A Greenpeace risponde il sottosegretario all’Ambiente Roberto Morassut, ricordando che «L’impegno del Governo sul nucleare è però a 360 gradi. Per rispondere alle giuste sollecitazioni di Greenpeace, al Ministero dell’Ambiente stiamo, infatti, predisponendo (in sinergia con il Ministero dello Sviluppo economico) una nota indirizzata alle autorità francesi per chiedere il coinvolgimento del nostro Paese in relazione all’ipotesi di estensione della licenza dei reattori nucleari d’oltralpe, che si trovano in prossimità dei nostri confini».

Ma in Francia Réseau Sortir du Nuclèaire non crede molto all’utilità di questa consultazione: «Ci viene finalmente chiesta la nostra opinione sul perseguimento del nucleare? Tutt’altro: è una procedura puramente formale, nell’ambito di un’estensione già registrata da EDF – e accettata dal governo».

Per questo la coalizione no-nuke francese denuncia «Questo gioco folle di “consultare” i cittadini sui termini di una decisione imposta. Ricordiamo inoltre le gravi conseguenze che una simile estensione potrebbe avere, la cui fattibilità pone anche seri interrogativi».

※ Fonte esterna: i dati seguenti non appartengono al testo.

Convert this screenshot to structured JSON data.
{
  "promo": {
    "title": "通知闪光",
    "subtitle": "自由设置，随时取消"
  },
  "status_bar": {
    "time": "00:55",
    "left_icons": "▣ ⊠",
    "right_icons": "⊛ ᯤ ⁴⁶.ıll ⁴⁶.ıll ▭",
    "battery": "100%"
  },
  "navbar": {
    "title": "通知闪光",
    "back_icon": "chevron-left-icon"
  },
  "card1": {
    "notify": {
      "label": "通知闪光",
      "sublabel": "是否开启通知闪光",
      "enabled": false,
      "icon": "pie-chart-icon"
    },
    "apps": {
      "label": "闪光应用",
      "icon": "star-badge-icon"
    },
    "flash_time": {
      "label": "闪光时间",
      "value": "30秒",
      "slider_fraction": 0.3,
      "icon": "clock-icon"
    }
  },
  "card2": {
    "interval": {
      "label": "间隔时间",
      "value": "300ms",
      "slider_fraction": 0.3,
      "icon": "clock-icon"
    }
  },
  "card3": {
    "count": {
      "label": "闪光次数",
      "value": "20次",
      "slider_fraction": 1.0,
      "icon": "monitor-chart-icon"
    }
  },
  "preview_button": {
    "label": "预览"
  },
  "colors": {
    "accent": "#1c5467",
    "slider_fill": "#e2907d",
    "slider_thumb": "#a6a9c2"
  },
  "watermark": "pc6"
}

Sortir du Nuclèaire si chiede: «Dovremmo continuare a far funzionare i reattori obsoleti ben oltre la durata per la quale sono stati progettati, con tutto ciò che ciò implica in termini di rischio di incidente e, anche in caso di funzionamento “regolare”, un ulteriore inquinamento e di produzione di rifiuti ingestibile? Questa è una questione sulla quale, in una democrazia, la popolazione dovrebbe normalmente essere chiamata a decidere. Ma non è questo l’argomento di questa consultazione! Qui, non ci viene chiesto il nostro parere su questa estensione, ma sulle condizioni della sua attuazione. Non è nemmeno specificato come si terrà conto delle opinioni espresse. Questa procedura si aggiunge alla lunga lista di “consultazioni” puramente formali sul nucleare, dove le opinioni espresse hanno poche possibilità di cambiare quanto già scritto».  Come nel caso del parere dell’ASN sulla messa in servizio del contenimento difettoso dell’EPR di Flamanville che, nonostante una massiccia partecipazione alla consultazione avviata «non ha comportato alcun cambiamento nella decisione finale se non è un cambio di vocabolario!«

Secondo Sortir du Nucléaire, «Infatti, il principio di estendere il funzionamento dei reattori più vecchi fino a 50, o anche 60 anni, è già considerato acquisito da EDF, che aveva già registrato il loro ammortamento oltre 50 anni nel 2016. Questo principio, che non è mai stato votato dai cittadini o dai loro rappresentanti, è stato avallato poi dal governo nell’ultima Programmation Pluriannuelle de l’Énergie. Possiamo dunque interrogarci su questa pseudo-trasparenza consistente nel chiedere formalmente il parere dell’opinione pubblica o su prescrizioni estremamente tecniche riguardanti una decisione già presa! Nella sua proposta di parere, ASN si accontenta di esporre senza batter ciglio i termini di questa decisione, che è però incompatibile con la sicurezza. Ma come possiamo immaginare di poter garantire un livello di sicurezza costante estendendo le apparecchiature obsolete oltre la vita operativa inizialmente prevista, parte della quali è affetta da anomalie e alcune delle quali, come i contenitori, non sono né sostituibili né riparabile e mostrano una maggiore fragilità oltre i 40 anni? Come può ASN promuovere questo concetto di “40 anni” di funzionamento, quando la maggior parte dei reattori avrà ampiamente superato i 45 anni entro il termine fissato per l’esecuzione di determinati requisiti? E come si può seriamente prendere in considerazione che EDF rispetterà queste prescrizioni, visto il ritardo con cui ha attuato le prescrizioni post-Fukushima e l’assenza di sanzioni che ne è derivata? Alla fine, non rischiamo di assistere a un fenomeno di estensione “per fatto compiuto”?»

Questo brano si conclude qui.